Pour Jean-Christophe Berlin, kinésithérapeute et ancien responsable du pôle médical de l’association du Stade Français, invité de franceinfo mercredi 30 octobre, il faut "trouver des solutions de bonne intelligence" pour "sécuriser le rugby" et faire des règles pour qu'il y ait "moins de collisions et donc moins d'accidents possibles sur les terrains de rugby". Jean-Christophe Berlin dénonce aussi le "déni de la part de la Fédération française de rugby qui ne veut pas mener des études épidémiologiques" sur les accidents sur les terrains.

Vous avez démissionné la semaine dernière de l’association du Stade Français. Pourquoi ?

Jean-Christophe Berlin : J'étais en charge du pôle médical de l'association au moment de l'accident de Nicolas. Cela fait plusieurs années que j'essaie de travailler sur le sujet de la dangerosité du rugby. Je ne comprends pas qu'on ne soutienne pas Philippe Chauvin, le père de Nicolas, dès lors qu'il nous demande de l'aide. C'est un problème d'humanité, tout simplement. Il était nécessaire qu'on soit à ses côtés. Ça n'a pas été le souhait de l'association. Donc j'ai immédiatement démissionné. Et en même temps, cela me permet d'être libre et, à titre personnel, de soutenir la démarche de Philippe Chauvin. C'est une démarche que moi, j'ai entreprise il y a de nombreuses années pour essayer que le rugby soit moins dangereux, en particulier dans les catégories jeunes.

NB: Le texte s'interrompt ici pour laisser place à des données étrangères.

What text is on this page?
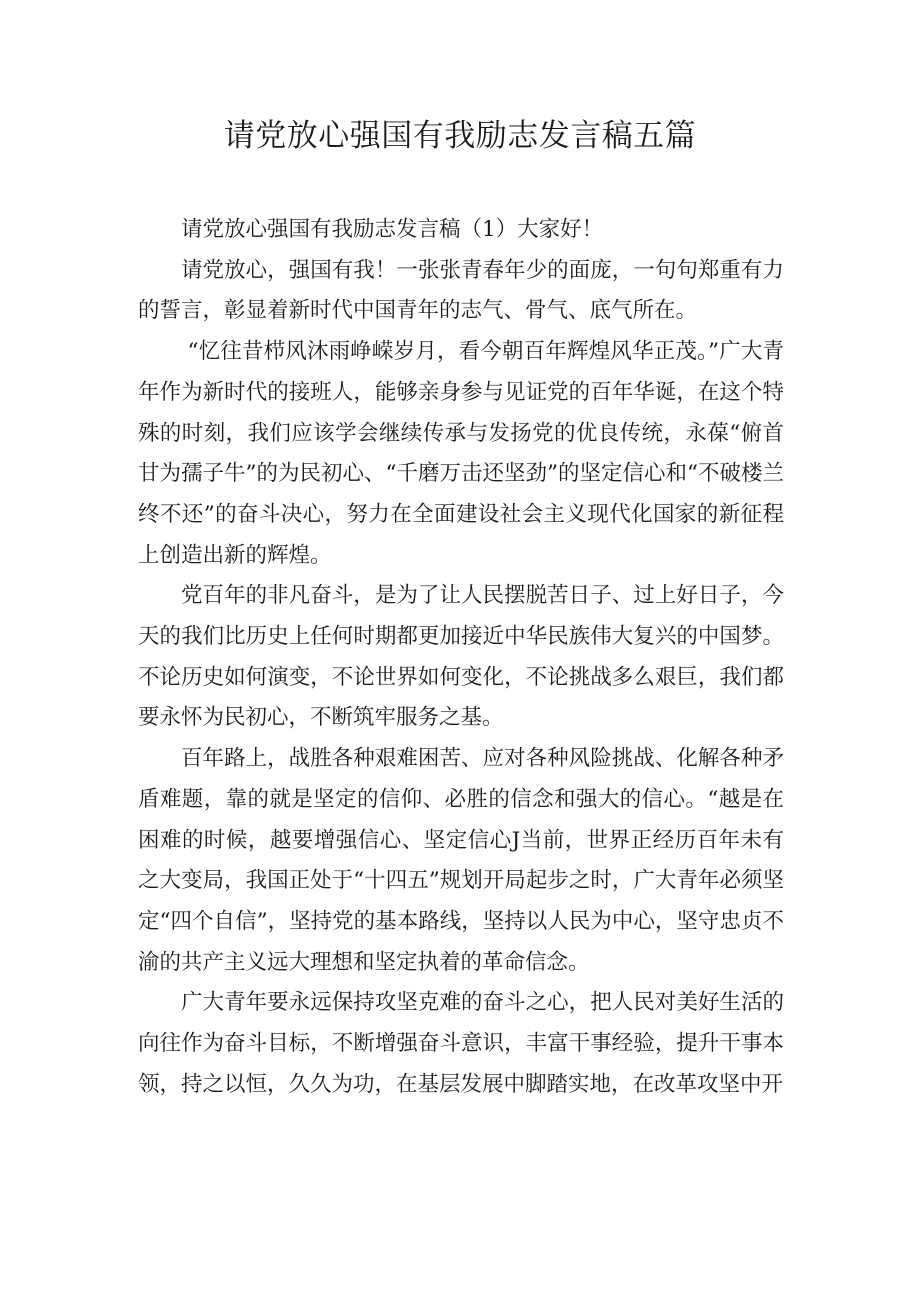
请党放心强国有我励志发言稿五篇

请党放心强国有我励志发言稿（1）大家好！

请党放心，强国有我！一张张青春年少的面庞，一句句郑重有力的誓言，彰显着新时代中国青年的志气、骨气、底气所在。

“忆往昔栉风沐雨峥嵘岁月，看今朝百年辉煌风华正茂。”广大青年作为新时代的接班人，能够亲身参与见证党的百年华诞，在这个特殊的时刻，我们应该学会继续传承与发扬党的优良传统，永葆“俯首甘为孺子牛”的为民初心、“千磨万击还坚劲”的坚定信心和“不破楼兰终不还”的奋斗决心，努力在全面建设社会主义现代化国家的新征程上创造出新的辉煌。

党百年的非凡奋斗，是为了让人民摆脱苦日子、过上好日子，今天的我们比历史上任何时期都更加接近中华民族伟大复兴的中国梦。不论历史如何演变，不论世界如何变化，不论挑战多么艰巨，我们都要永怀为民初心，不断筑牢服务之基。

百年路上，战胜各种艰难困苦、应对各种风险挑战、化解各种矛盾难题，靠的就是坚定的信仰、必胜的信念和强大的信心。“越是在困难的时候，越要增强信心、坚定信心J当前，世界正经历百年未有之大变局，我国正处于“十四五”规划开局起步之时，广大青年必须坚定“四个自信”，坚持党的基本路线，坚持以人民为中心，坚守忠贞不渝的共产主义远大理想和坚定执着的革命信念。

广大青年要永远保持攻坚克难的奋斗之心，把人民对美好生活的向往作为奋斗目标，不断增强奋斗意识，丰富干事经验，提升干事本领，持之以恒，久久为功，在基层发展中脚踏实地，在改革攻坚中开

Philippe Chauvin dit aussi porter plainte pour préserver les autres joueurs des dérives ultraviolentes qu'on peut voir sur certains terrains. Ce n'est pas le cas aujourd'hui ?

Évidemment, le rugby est dangereux. Il y a deux choses. Il y a les règles, qui doivent évoluer vers plus de sécurité. Et il y a le respect de la règle. Il faut que les joueurs soient responsabilisés. S'ils transgressent les règles, qu'ils soient punis à titre pénal, c'est à dire qu'ils soient responsables de leurs actes. C'est ce que demande Philippe Chauvin. Moi, ma démarche est plutôt de sécuriser le rugby, c'est à dire d'essayer de faire des règles, de telle sorte qu'il y ait moins de collisions et donc moins d'accidents possibles sur les terrains de rugby.

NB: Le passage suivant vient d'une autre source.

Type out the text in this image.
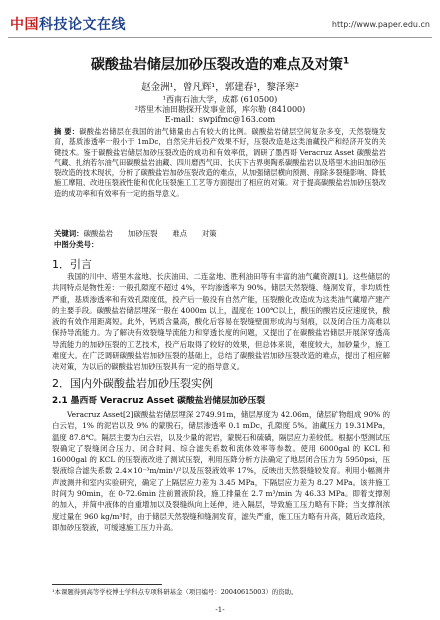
中国科技论文在线	http://www.paper.edu.cn
碳酸盐岩储层加砂压裂改造的难点及对策$^1$
赵金洲¹，曾凡辉¹，郭建春¹，黎泽寒²
¹西南石油大学，成都 (610500)
²塔里木油田勘探开发事业部，库尔勒 (841000)
E-mail：swpifmc@163.com
摘 要：碳酸盐岩储层在我国的油气储量由占有较大的比例。碳酸盐岩储层空间复杂多变，天然裂缝发育，基质渗透率一般小于 1mDc，自然完井后投产效果不好，压裂改造是这类油藏投产和经济开发的关键技术。鉴于碳酸盐岩储层加砂压裂改造的成功和有效率低，调研了墨西哥 Veracruz Asset 碳酸盐岩气藏、扎纳若尔油气田碳酸盐岩油藏、四川磨西气田、长庆下古界奥陶系碳酸盐岩以及塔里木油田加砂压裂改造的技术现状，分析了碳酸盐岩加砂压裂改造的难点，从加强储层横向预测、削除多裂缝影响、降低施工摩阻、改进压裂液性能和优化压裂施工工艺等方面提出了相应的对策。对于提高碳酸盐岩加砂压裂改造的成功率和有效率有一定的指导意义。
关键词：碳酸盐岩　　加砂压裂　　难点　　对策
中图分类号：
1．引言
我国的川中、塔里木盆地、长庆油田、二连盆地、胜利油田等有丰富的油气藏资源[1]。这些储层的共同特点是物性差：一般孔隙度不超过 4%，平均渗透率为 90%。储层天然裂缝、缝洞发育，非均质性严重，基质渗透率和有效孔隙度低，投产后一般没有自然产能，压裂酸化改造成为这类油气藏增产建产的主要手段。碳酸盐岩储层埋深一般在 4000m 以上，温度在 100℃以上，酸压的酸岩反应速度快，酸液的有效作用距离短。此外，钙质含量高，酸化后容易在裂缝壁面形成沟与刻痕，以及闭合压力高难以保持导流能力。为了解决有效裂缝导流能力和穿透长度的问题，又提出了在碳酸盐岩储层开展深穿透高导流能力的加砂压裂的工艺技术，投产后取得了较好的效果，但总体来说，难度较大，加砂量少，施工难度大。在广泛调研碳酸盐岩加砂压裂的基础上，总结了碳酸盐岩加砂压裂改造的难点，提出了相应解决对策，为以后的碳酸盐岩加砂压裂具有一定的指导意义。
2．国内外碳酸盐岩加砂压裂实例
2.1 墨西哥 Veracruz Asset 碳酸盐岩储层加砂压裂
Veracruz Asset[2]碳酸盐岩储层埋深 2749.91m，储层厚度为 42.06m，储层矿物组成 90% 的白云岩，1% 的泥岩以及 9% 的蒙脱石，储层渗透率 0.1 mDc，孔隙度 5%。油藏压力 19.31MPa，温度 87.8℃。隔层主要为白云岩，以及少量的泥岩，蒙脱石和硫磺，隔层应力差较低。根据小型测试压裂确定了裂缝闭合压力、闭合时间、综合滤失系数和流体效率等参数。使用 6000gal 的 KCL 和 16000gal 的 KCL 的压裂液改进了测试压裂，利用压降分析方法确定了地层闭合压力为 5950psi，压裂液综合滤失系数 2.4×10⁻³m/min¹/²以及压裂液效率 17%，反映出天然裂缝较发育。利用小幅测井声波测井和室内实验研究，确定了上隔层应力差为 3.45 MPa，下隔层应力差为 8.27 MPa。该井施工时间为 90min，在 0-72.6min 注前置液阶段，施工排量在 2.7 m³/min 为 46.33 MPa。即着支撑剂的加入，并简中液体的自重增加以及裂缝纵向上延伸，进入隔层，导致施工压力略有下降；当支撑剂浓度过量在 960 kg/m³时，由于储层天然裂缝和缝洞发育，滤失严重，施工压力略有升高，随后改造段，即加砂压裂液，可缓速施工压力升高。
¹本课题得到高等学校博士学科点专项科研基金（项目编号：20040615003）的资助。
-1-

Le contact fait partie du rugby. Comment doser ? On ne va pas demander aux joueurs de ne plus entrer dans leurs adversaires ?

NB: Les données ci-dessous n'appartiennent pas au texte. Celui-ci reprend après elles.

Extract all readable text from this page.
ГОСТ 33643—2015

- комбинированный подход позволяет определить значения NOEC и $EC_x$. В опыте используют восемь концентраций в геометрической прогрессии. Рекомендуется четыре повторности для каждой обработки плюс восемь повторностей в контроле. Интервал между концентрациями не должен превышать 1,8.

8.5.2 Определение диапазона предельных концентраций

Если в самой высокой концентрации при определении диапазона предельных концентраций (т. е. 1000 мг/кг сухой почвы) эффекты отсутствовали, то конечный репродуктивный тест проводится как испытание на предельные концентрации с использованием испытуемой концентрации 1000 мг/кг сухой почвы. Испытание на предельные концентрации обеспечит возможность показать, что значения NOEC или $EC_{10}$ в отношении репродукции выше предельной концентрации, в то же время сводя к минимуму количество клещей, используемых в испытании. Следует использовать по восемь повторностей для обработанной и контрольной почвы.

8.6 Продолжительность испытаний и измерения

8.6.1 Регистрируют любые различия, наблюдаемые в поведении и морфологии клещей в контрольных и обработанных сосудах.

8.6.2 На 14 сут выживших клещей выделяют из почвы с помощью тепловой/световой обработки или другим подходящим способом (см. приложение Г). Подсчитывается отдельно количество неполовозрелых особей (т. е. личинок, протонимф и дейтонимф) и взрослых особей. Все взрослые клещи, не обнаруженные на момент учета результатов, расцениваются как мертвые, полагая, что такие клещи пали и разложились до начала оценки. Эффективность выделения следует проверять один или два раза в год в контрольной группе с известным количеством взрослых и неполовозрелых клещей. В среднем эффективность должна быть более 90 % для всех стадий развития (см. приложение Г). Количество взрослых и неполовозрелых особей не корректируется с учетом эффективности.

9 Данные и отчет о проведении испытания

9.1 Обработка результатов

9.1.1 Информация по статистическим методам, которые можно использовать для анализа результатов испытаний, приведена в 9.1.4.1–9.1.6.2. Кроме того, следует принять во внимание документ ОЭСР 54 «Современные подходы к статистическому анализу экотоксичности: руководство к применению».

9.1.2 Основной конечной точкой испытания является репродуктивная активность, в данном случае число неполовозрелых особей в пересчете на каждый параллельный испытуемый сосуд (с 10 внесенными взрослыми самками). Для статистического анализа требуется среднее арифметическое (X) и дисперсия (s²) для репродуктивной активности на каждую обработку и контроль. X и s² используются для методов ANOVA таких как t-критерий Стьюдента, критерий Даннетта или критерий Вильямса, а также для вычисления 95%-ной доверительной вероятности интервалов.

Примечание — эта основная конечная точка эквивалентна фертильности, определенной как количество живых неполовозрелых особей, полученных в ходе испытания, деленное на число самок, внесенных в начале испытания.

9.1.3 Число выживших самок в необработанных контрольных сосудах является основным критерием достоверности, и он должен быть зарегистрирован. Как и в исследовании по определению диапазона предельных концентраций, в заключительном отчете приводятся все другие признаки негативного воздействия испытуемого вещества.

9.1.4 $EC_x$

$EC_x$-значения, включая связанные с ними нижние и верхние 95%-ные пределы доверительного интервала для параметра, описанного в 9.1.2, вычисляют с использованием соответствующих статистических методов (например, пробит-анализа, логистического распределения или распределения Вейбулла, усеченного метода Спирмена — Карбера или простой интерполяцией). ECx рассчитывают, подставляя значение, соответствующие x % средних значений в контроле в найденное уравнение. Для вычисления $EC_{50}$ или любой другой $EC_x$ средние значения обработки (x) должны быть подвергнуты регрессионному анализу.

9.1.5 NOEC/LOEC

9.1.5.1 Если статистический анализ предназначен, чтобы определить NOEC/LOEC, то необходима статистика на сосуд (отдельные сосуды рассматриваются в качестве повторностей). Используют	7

Bien sûr, cela fait partie du jeu. Il ne s'agit pas de supprimer les collisions. Il s'agit de les limiter et peut-être de les encadrer, en particulier dans les catégories jeunes. Le rugby des jeunes n'est pas le même rugby que celui des professionnels. Les professionnels sont très armés pour supporter les collisions, ce qui n'est pas le cas des jeunes joueurs qui sont souvent fragiles. Il y a des différences de poids très importants dans les catégories d'âge, particulièrement en 13-14 ans. Dans ces catégories, les collisions sont dangereuses. Il suffit de réglementer les collisions, de donner certaines règles qui favorisent le jeu de mouvement et le jeu dans les intervalles en évitant de se rentrer dedans. Le rugby que j'ai pratiqué moi, c'était plutôt un rugby d'évitement plutôt que de collision.

Est-ce que c'est à la justice de trancher un cas comme celui-là, selon vous ?

Non, c'est très malheureux d'en arriver là. Je pense que Philippe Chauvin lui-même en est attristé. Je pense que des gens de bonne volonté qui se mettraient autour d'une table et qui seraient prêts à discuter, pourraient très bien trouver des solutions sans passer par la justice. Mais il y a une sorte de déni de la part de la Fédération française de rugby qui ne veut pas mener d'études épidémiologiques sur le territoire français pour reconnaître qu'il y a beaucoup d'accidents, malheureusement, en rugby. Le président Bernard Laporte a dit plusieurs fois qu'il y avait moins d'accidents qu'avant, ce qui est faux. Il se base sur des statistiques anglo-saxonnes qui ne sont pas des statistiques françaises. En France, à ce jour, aucune statistique, aucune étude épidémiologique n'a été menée. Donc, il est temps de faire ces études. La ministre des Sports en est convaincue. C'est un combat de tous les jours que je mène personnellement depuis bien longtemps. J'espère qu'on n'aura pas besoin de passer par la justice pour essayer trouver des solutions de bonne intelligence.